Una vez me dijo un amigo: “los liberales no queréis que haya ni semáforos”. Le respondí que la verdad es justo la contraria: queremos semáforos y queremos reglas como las de los semáforos, útiles mecanismos de asignación de la escasez, que son ejemplo de regulación liberal, porque el Estado se ajusta a imponer una regla nada arbitraria, completamente predecible y que le impide discriminar entre las personas.
Obsérvese lo pequeño que sería el Estado si no discriminase. Y el semáforo nunca discrimina: el que está primero sale primero, y después el de detrás; nadie pregunta si uno es rico o pobre, joven o viejo, español o extranjero, mujer u hombre: todos se atienen a una regla que es exactamente la misma para todos. Así son las reglas liberales: de sencilla comprensión, ejecución barata, fácil consenso y que no requieren de amplias e intrusivas burocracias discriminadoras.

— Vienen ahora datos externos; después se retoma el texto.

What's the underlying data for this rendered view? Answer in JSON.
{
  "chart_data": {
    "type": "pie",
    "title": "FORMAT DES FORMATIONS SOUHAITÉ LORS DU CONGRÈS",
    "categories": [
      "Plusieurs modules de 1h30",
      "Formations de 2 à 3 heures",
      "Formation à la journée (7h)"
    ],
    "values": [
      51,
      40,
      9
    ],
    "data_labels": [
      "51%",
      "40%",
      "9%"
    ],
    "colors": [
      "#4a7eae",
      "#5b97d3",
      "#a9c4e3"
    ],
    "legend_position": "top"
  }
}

Hace cuarenta años, cuando llegué a España, fui un día a hacer la compra a una galería de alimentación de la madrileña calle de José Silva. Mi mujer se había quedado en casa con nuestros niños pequeños, y me pidió, entre otras cosas, que comprara pollo. Me acerqué a un puesto donde había tres señoras charlando, mientras un señor detrás del mostrador cortaba y envolvía. No había números y yo no sabía qué clase de orden había allí, así que me puse junto a ellas, como si hubiese una cola, que en realidad no había. Llegó una cuarta señora y preguntó “¿quién es la última?”. Comprendí de qué se trataba y le respondí: “la última soy yo”.
Las mujeres sonrieron y me explicaron qué era dar la vez, una bonita institución espontánea inventada por los españoles, posiblemente porque, al ser un pueblo viejo y muy civilizado, valora sobremanera el hábito de hablar. La vez, al contrario que otros sistemas asignativos, como las colas, facilita considerablemente la conversación.

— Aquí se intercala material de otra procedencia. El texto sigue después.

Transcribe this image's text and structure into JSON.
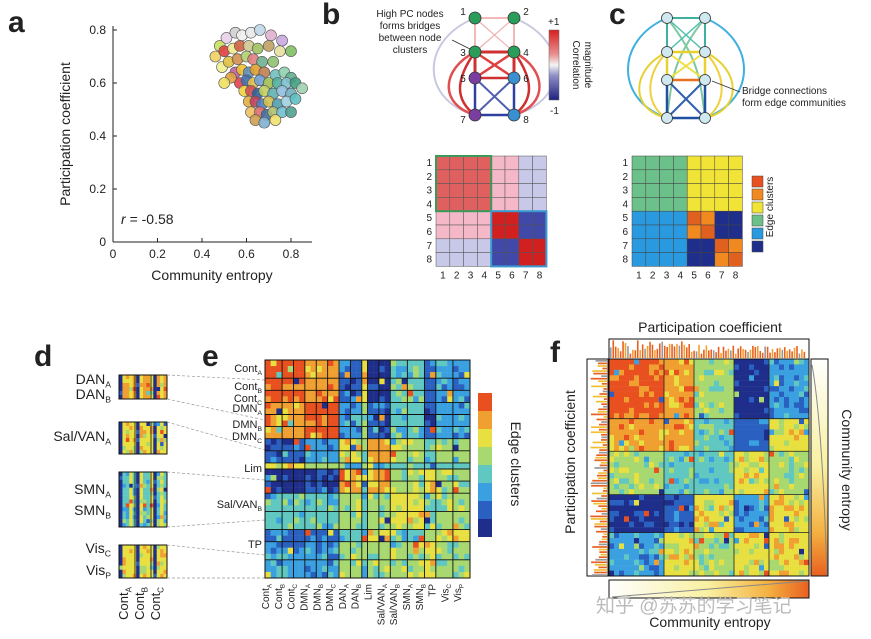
{
  "panels": {
    "a": {
      "label": "a"
    },
    "b": {
      "label": "b",
      "annotation": [
        "High PC nodes",
        "forms bridges",
        "between node",
        "clusters"
      ],
      "colorbar_top": "+1",
      "colorbar_bottom": "-1",
      "colorbar_label": [
        "Correlation",
        "magnitude"
      ],
      "node_labels": [
        "1",
        "2",
        "3",
        "4",
        "5",
        "6",
        "7",
        "8"
      ],
      "matrix_labels": [
        "1",
        "2",
        "3",
        "4",
        "5",
        "6",
        "7",
        "8"
      ]
    },
    "c": {
      "label": "c",
      "annotation": [
        "Bridge connections",
        "form edge communities"
      ],
      "legend_label": "Edge clusters",
      "matrix_labels": [
        "1",
        "2",
        "3",
        "4",
        "5",
        "6",
        "7",
        "8"
      ]
    },
    "d": {
      "label": "d",
      "bottom_labels": [
        "Cont_A",
        "Cont_B",
        "Cont_C"
      ]
    },
    "e": {
      "label": "e",
      "colorbar_label": "Edge clusters"
    },
    "f": {
      "label": "f",
      "top_label": "Participation coefficient",
      "left_label": "Participation coefficient",
      "right_label": "Community entropy",
      "bottom_label": "Community entropy"
    }
  },
  "d_rows": [
    {
      "main": "DAN",
      "sub": "A"
    },
    {
      "main": "DAN",
      "sub": "B"
    },
    {
      "main": "Sal/VAN",
      "sub": "A"
    },
    {
      "main": "SMN",
      "sub": "A"
    },
    {
      "main": "SMN",
      "sub": "B"
    },
    {
      "main": "Vis",
      "sub": "C"
    },
    {
      "main": "Vis",
      "sub": "P"
    }
  ],
  "d_cols": [
    {
      "main": "Cont",
      "sub": "A"
    },
    {
      "main": "Cont",
      "sub": "B"
    },
    {
      "main": "Cont",
      "sub": "C"
    }
  ],
  "e_rows": [
    {
      "main": "Cont",
      "sub": "A"
    },
    {
      "main": "Cont",
      "sub": "B"
    },
    {
      "main": "Cont",
      "sub": "C"
    },
    {
      "main": "DMN",
      "sub": "A"
    },
    {
      "main": "DMN",
      "sub": "B"
    },
    {
      "main": "DMN",
      "sub": "C"
    },
    {
      "main": "Lim",
      "sub": ""
    },
    {
      "main": "Sal/VAN",
      "sub": "B"
    },
    {
      "main": "TP",
      "sub": ""
    }
  ],
  "e_cols": [
    {
      "main": "Cont",
      "sub": "A"
    },
    {
      "main": "Cont",
      "sub": "B"
    },
    {
      "main": "Cont",
      "sub": "C"
    },
    {
      "main": "DMN",
      "sub": "A"
    },
    {
      "main": "DMN",
      "sub": "B"
    },
    {
      "main": "DMN",
      "sub": "C"
    },
    {
      "main": "DAN",
      "sub": "A"
    },
    {
      "main": "DAN",
      "sub": "B"
    },
    {
      "main": "Lim",
      "sub": ""
    },
    {
      "main": "Sal/VAN",
      "sub": "A"
    },
    {
      "main": "Sal/VAN",
      "sub": "B"
    },
    {
      "main": "SMN",
      "sub": "A"
    },
    {
      "main": "SMN",
      "sub": "B"
    },
    {
      "main": "TP",
      "sub": ""
    },
    {
      "main": "Vis",
      "sub": "C"
    },
    {
      "main": "Vis",
      "sub": "P"
    }
  ],
  "chart_data": {
    "type": "scatter",
    "xlabel": "Community entropy",
    "ylabel": "Participation coefficient",
    "xlim": [
      0,
      0.9
    ],
    "ylim": [
      0,
      0.8
    ],
    "xticks": [
      "0",
      "0.2",
      "0.4",
      "0.6",
      "0.8"
    ],
    "yticks": [
      "0",
      "0.2",
      "0.4",
      "0.6",
      "0.8"
    ],
    "annotation_r_symbol": "r",
    "annotation_r_value": "= -0.58",
    "points": [
      {
        "x": 0.48,
        "y": 0.74,
        "c": "#c8e060"
      },
      {
        "x": 0.51,
        "y": 0.77,
        "c": "#e8d0e8"
      },
      {
        "x": 0.55,
        "y": 0.79,
        "c": "#d0d0d0"
      },
      {
        "x": 0.58,
        "y": 0.78,
        "c": "#f0f0f0"
      },
      {
        "x": 0.62,
        "y": 0.79,
        "c": "#e8e8e8"
      },
      {
        "x": 0.66,
        "y": 0.8,
        "c": "#c0d8e8"
      },
      {
        "x": 0.71,
        "y": 0.78,
        "c": "#e0b0d0"
      },
      {
        "x": 0.76,
        "y": 0.76,
        "c": "#c8a8e0"
      },
      {
        "x": 0.46,
        "y": 0.7,
        "c": "#f0d060"
      },
      {
        "x": 0.5,
        "y": 0.72,
        "c": "#e04040"
      },
      {
        "x": 0.54,
        "y": 0.73,
        "c": "#f0e890"
      },
      {
        "x": 0.57,
        "y": 0.74,
        "c": "#d06040"
      },
      {
        "x": 0.61,
        "y": 0.74,
        "c": "#d0c890"
      },
      {
        "x": 0.65,
        "y": 0.73,
        "c": "#a0c060"
      },
      {
        "x": 0.7,
        "y": 0.74,
        "c": "#c0a060"
      },
      {
        "x": 0.75,
        "y": 0.72,
        "c": "#e8e0a0"
      },
      {
        "x": 0.8,
        "y": 0.72,
        "c": "#80c060"
      },
      {
        "x": 0.49,
        "y": 0.66,
        "c": "#f0f090"
      },
      {
        "x": 0.52,
        "y": 0.68,
        "c": "#e0c040"
      },
      {
        "x": 0.56,
        "y": 0.69,
        "c": "#d09050"
      },
      {
        "x": 0.6,
        "y": 0.7,
        "c": "#b0d070"
      },
      {
        "x": 0.63,
        "y": 0.69,
        "c": "#e08080"
      },
      {
        "x": 0.67,
        "y": 0.68,
        "c": "#70b090"
      },
      {
        "x": 0.72,
        "y": 0.68,
        "c": "#90c070"
      },
      {
        "x": 0.55,
        "y": 0.64,
        "c": "#c060a0"
      },
      {
        "x": 0.58,
        "y": 0.65,
        "c": "#f0c030"
      },
      {
        "x": 0.61,
        "y": 0.64,
        "c": "#6090c0"
      },
      {
        "x": 0.64,
        "y": 0.65,
        "c": "#e0a030"
      },
      {
        "x": 0.68,
        "y": 0.64,
        "c": "#c08050"
      },
      {
        "x": 0.73,
        "y": 0.63,
        "c": "#70c0c0"
      },
      {
        "x": 0.77,
        "y": 0.64,
        "c": "#90d0b0"
      },
      {
        "x": 0.8,
        "y": 0.62,
        "c": "#60b090"
      },
      {
        "x": 0.57,
        "y": 0.6,
        "c": "#e04050"
      },
      {
        "x": 0.6,
        "y": 0.61,
        "c": "#4070b0"
      },
      {
        "x": 0.63,
        "y": 0.6,
        "c": "#e0c050"
      },
      {
        "x": 0.66,
        "y": 0.61,
        "c": "#70a0d0"
      },
      {
        "x": 0.7,
        "y": 0.6,
        "c": "#a0c050"
      },
      {
        "x": 0.74,
        "y": 0.6,
        "c": "#50b0a0"
      },
      {
        "x": 0.78,
        "y": 0.6,
        "c": "#80c0d0"
      },
      {
        "x": 0.82,
        "y": 0.6,
        "c": "#40a080"
      },
      {
        "x": 0.59,
        "y": 0.57,
        "c": "#f0d040"
      },
      {
        "x": 0.62,
        "y": 0.57,
        "c": "#d05050"
      },
      {
        "x": 0.65,
        "y": 0.56,
        "c": "#3060a0"
      },
      {
        "x": 0.68,
        "y": 0.57,
        "c": "#c0d060"
      },
      {
        "x": 0.72,
        "y": 0.56,
        "c": "#60b0b0"
      },
      {
        "x": 0.76,
        "y": 0.57,
        "c": "#90c0e0"
      },
      {
        "x": 0.8,
        "y": 0.56,
        "c": "#70b0c0"
      },
      {
        "x": 0.61,
        "y": 0.53,
        "c": "#e0b040"
      },
      {
        "x": 0.64,
        "y": 0.53,
        "c": "#c04060"
      },
      {
        "x": 0.67,
        "y": 0.52,
        "c": "#5080c0"
      },
      {
        "x": 0.7,
        "y": 0.53,
        "c": "#d0c050"
      },
      {
        "x": 0.74,
        "y": 0.52,
        "c": "#50a0b0"
      },
      {
        "x": 0.78,
        "y": 0.53,
        "c": "#a0d0e0"
      },
      {
        "x": 0.82,
        "y": 0.54,
        "c": "#60c0c0"
      },
      {
        "x": 0.62,
        "y": 0.49,
        "c": "#f0c060"
      },
      {
        "x": 0.66,
        "y": 0.49,
        "c": "#e07070"
      },
      {
        "x": 0.69,
        "y": 0.48,
        "c": "#4070a0"
      },
      {
        "x": 0.72,
        "y": 0.49,
        "c": "#b0c070"
      },
      {
        "x": 0.76,
        "y": 0.49,
        "c": "#70c0d0"
      },
      {
        "x": 0.8,
        "y": 0.49,
        "c": "#50a090"
      },
      {
        "x": 0.64,
        "y": 0.46,
        "c": "#d0a050"
      },
      {
        "x": 0.68,
        "y": 0.45,
        "c": "#80b0d0"
      },
      {
        "x": 0.73,
        "y": 0.46,
        "c": "#f0e070"
      },
      {
        "x": 0.53,
        "y": 0.62,
        "c": "#e0a040"
      },
      {
        "x": 0.5,
        "y": 0.6,
        "c": "#f0e060"
      },
      {
        "x": 0.85,
        "y": 0.58,
        "c": "#a0d0b0"
      }
    ]
  },
  "watermark": "知乎 @苏苏的学习笔记"
}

Así, mientras nos aseguran que no podemos organizarnos para convivir, la historia de las normas prueba lo contrario, y desde muy temprano apuntaron a preservar la propiedad privada y a ordenar la convivencia mediante reglas, es decir, precisamente lo que el intervencionismo ilustrado más racionalista negó que fuéramos capaces de hacer.
Esa negación fue el primer paso, al que siguieron otros, letales para la libertad, como que la justicia requiere la violación de las normas que no discriminan. Y la guinda final, en las antípodas de la institución de la vez, fue que dichas violaciones ostentan una primacía ética. Si la coacción del poder político es saludable, incluso moralmente, ¿por qué limitarla?